Não há, portanto, um critério fechado para o princípio da justiça, mas tão somente um caminho norteador para a aplicação dessa justiça dentro da bioética.
Entendemos que as duas primeiras formas de justiça, denotam num plano ideal de justiça, distribuindo-as igualitariamente e conforme a necessidade individual.
As três últimas que consideram o próprio esforço, a contribuição à sociedade e o mérito, são formas de compensação individual que dependem de um juízo de valor.
Não obstante, é forçoso concluir que a concreção do ideal de justiça somente é alcançada quando observadas e sopesadas todas essas formas de justiça, corretamente apontadas por Maria Celeste Cordeiro Leite Santos.
Pode parecer contraditório relacionar direito de minorias com a tutela de direitos coletivos ou difusos, especialmente porque até agora, parece que toda problemática do transexualismo nos guia para a análise do interesse individual (do indivíduo transexual), em contrariedade com os interesses da sociedade. Todavia, isso é o que ocorre na prática.
Conforme é sabido, as aspirações dos transexuais são sempre repelidas por dogmas religiosos, ideologias e pré-conceitos (ou preconceitos). Por conta disso, os transexuais, em sua grande maioria, vivem marginalizados, recolhidos aos seus guetos, ou micro comunidades, lutando cotidianamente para serem aceitos e insertos no meio social, que os repele.
Nesse sentido e por essa razão, é que se descortina o essencial “interesse coletivo”, que nasce na necessidade em conferir eco a essas vozes (ou gritos) individuais, fazendo-os espraiar na sociedade, nos meios políticos e nos ambientes jurídicos. Em última análise, existe interesse de toda sociedade em garantir o direito de dignidade humana ou o direito de ser feliz a todos, especialmente às minorias negligenciadas pela sociedade.
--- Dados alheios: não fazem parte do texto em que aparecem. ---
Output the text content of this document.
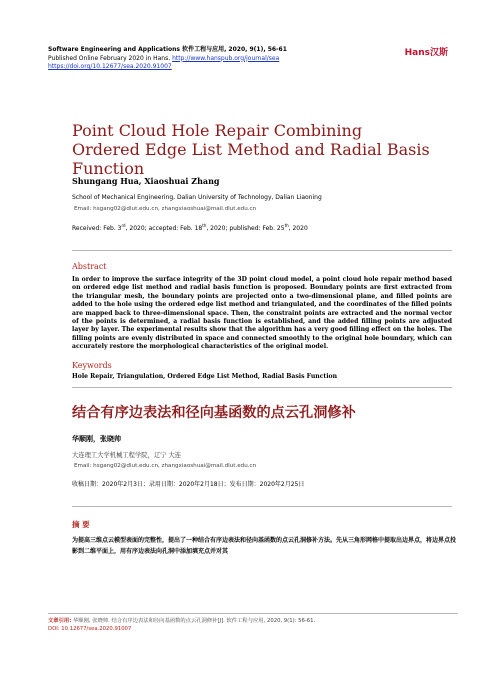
Software Engineering and Applications 软件工程与应用, 2020, 9(1), 56-61
Published Online February 2020 in Hans. http://www.hanspub.org/journal/sea
https://doi.org/10.12677/sea.2020.91007
Hans汉斯
Point Cloud Hole Repair Combining Ordered Edge List Method and Radial Basis Function
Shungang Hua, Xiaoshuai Zhang
School of Mechanical Engineering, Dalian University of Technology, Dalian Liaoning
Email: hsgang02@dlut.edu.cn, zhangxiaoshuai@mail.dlut.edu.cn
Received: Feb. 3rd, 2020; accepted: Feb. 18th, 2020; published: Feb. 25th, 2020
Abstract
In order to improve the surface integrity of the 3D point cloud model, a point cloud hole repair method based on ordered edge list method and radial basis function is proposed. Boundary points are first extracted from the triangular mesh, the boundary points are projected onto a two-dimensional plane, and filled points are added to the hole using the ordered edge list method and triangulated, and the coordinates of the filled points are mapped back to three-dimensional space. Then, the constraint points are extracted and the normal vector of the points is determined, a radial basis function is established, and the added filling points are adjusted layer by layer. The experimental results show that the algorithm has a very good filling effect on the holes. The filling points are evenly distributed in space and connected smoothly to the original hole boundary, which can accurately restore the morphological characteristics of the original model.
Keywords
Hole Repair, Triangulation, Ordered Edge List Method, Radial Basis Function
结合有序边表法和径向基函数的点云孔洞修补
华顺刚，张晓帅
大连理工大学机械工程学院，辽宁 大连
Email: hsgang02@dlut.edu.cn, zhangxiaoshuai@mail.dlut.edu.cn
收稿日期：2020年2月3日；录用日期：2020年2月18日；发布日期：2020年2月25日
摘 要
为提高三维点云模型表面的完整性，提出了一种结合有序边表法和径向基函数的点云孔洞修补方法。先从三角形网格中提取出边界点，将边界点投影到二维平面上，用有序边表法向孔洞中添加填充点并对其
文章引用: 华顺刚, 张晓帅. 结合有序边表法和径向基函数的点云孔洞修补[J]. 软件工程与应用, 2020, 9(1): 56-61.
DOI: 10.12677/sea.2020.91007
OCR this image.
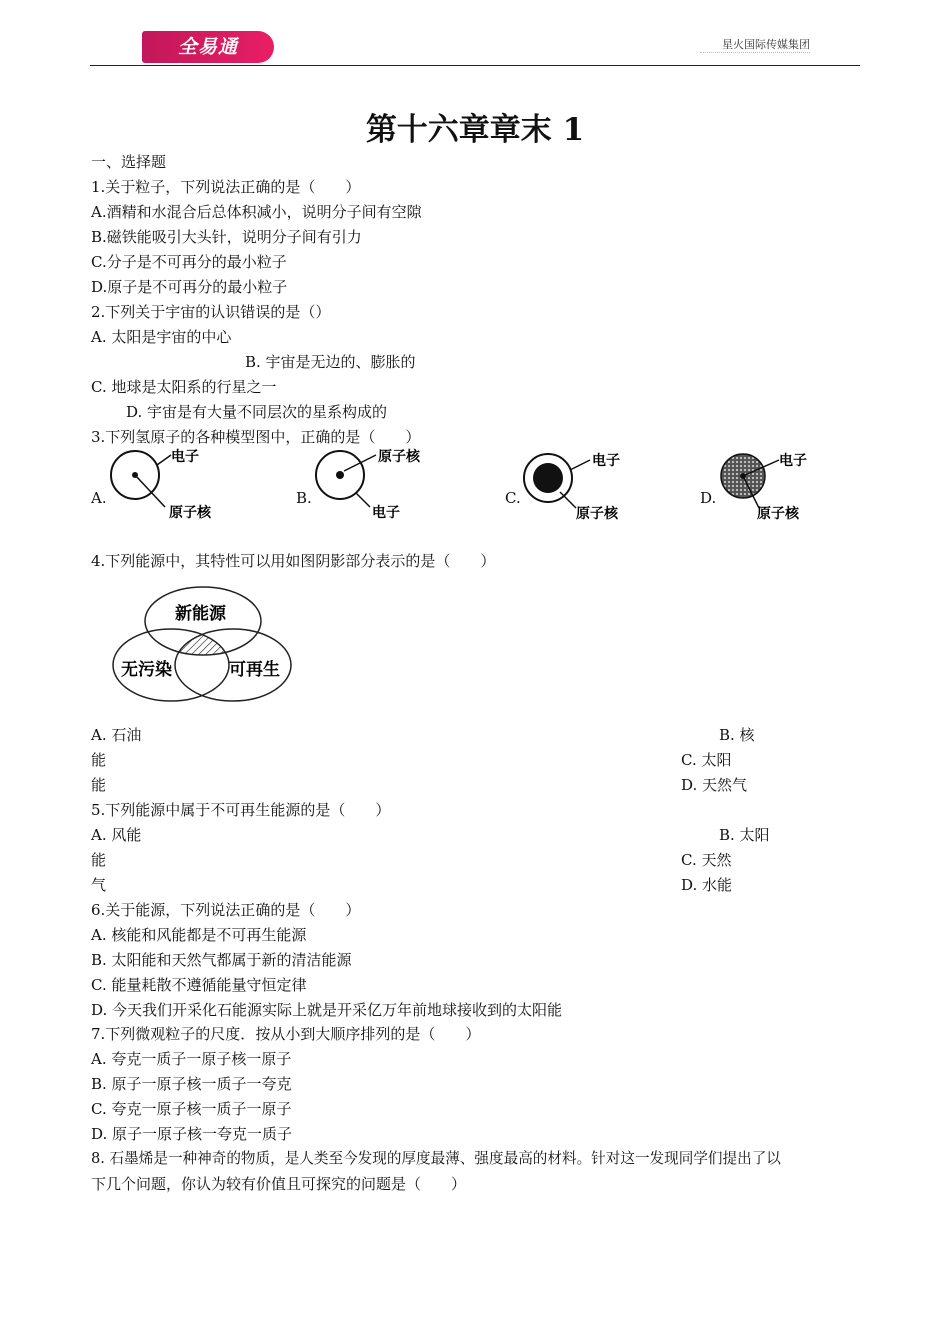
全易通	星火国际传媒集团
第十六章章末 1
一、选择题
1.关于粒子，下列说法正确的是（　　）
A.酒精和水混合后总体积减小，说明分子间有空隙
B.磁铁能吸引大头针，说明分子间有引力
C.分子是不可再分的最小粒子
D.原子是不可再分的最小粒子
2.下列关于宇宙的认识错误的是（）
A. 太阳是宇宙的中心
B. 宇宙是无边的、膨胀的
C. 地球是太阳系的行星之一
D. 宇宙是有大量不同层次的星系构成的
3.下列氢原子的各种模型图中，正确的是（　　）
A.
电子
原子核
B.
原子核
电子
C.
电子
原子核
D.
电子
原子核
4.下列能源中，其特性可以用如图阴影部分表示的是（　　）
新能源
无污染	可再生
A. 石油	B. 核
能	C. 太阳
能	D. 天然气
5.下列能源中属于不可再生能源的是（　　）
A. 风能	B. 太阳
能	C. 天然
气	D. 水能
6.关于能源，下列说法正确的是（　　）
A. 核能和风能都是不可再生能源
B. 太阳能和天然气都属于新的清洁能源
C. 能量耗散不遵循能量守恒定律
D. 今天我们开采化石能源实际上就是开采亿万年前地球接收到的太阳能
7.下列微观粒子的尺度．按从小到大顺序排列的是（　　）
A. 夸克一质子一原子核一原子
B. 原子一原子核一质子一夸克
C. 夸克一原子核一质子一原子
D. 原子一原子核一夸克一质子
8. 石墨烯是一种神奇的物质，是人类至今发现的厚度最薄、强度最高的材料。针对这一发现同学们提出了以
下几个问题，你认为较有价值且可探究的问题是（　　）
Em interessante estudo sobre tal matéria, Ilse Warren-Scherer, conclui que:
“As redes de movimentos sociais possibilitam, nesse contexto, a transposição de fronteiras territoriais, articulando ações locais às regionais, nacionais e transnacionais; temporais, lutando pela indivisibilidade de direitos humanos de gerações históricas e suas respectivas plataformas; sociais, em seu sentido amplo, compreendendo o pluralismo de concepções de mundo dentro de determinados limites éticos, o respeito às diferenças e a radicalização da democracia através do aprofundamento da autonomia relativa da sociedade civil organizada. Essa é a nova utopia do ativismo: mudanças com engajamento com as causas sociais dos excluídos e discriminados e com defesa da democracia na diversidade.”[22]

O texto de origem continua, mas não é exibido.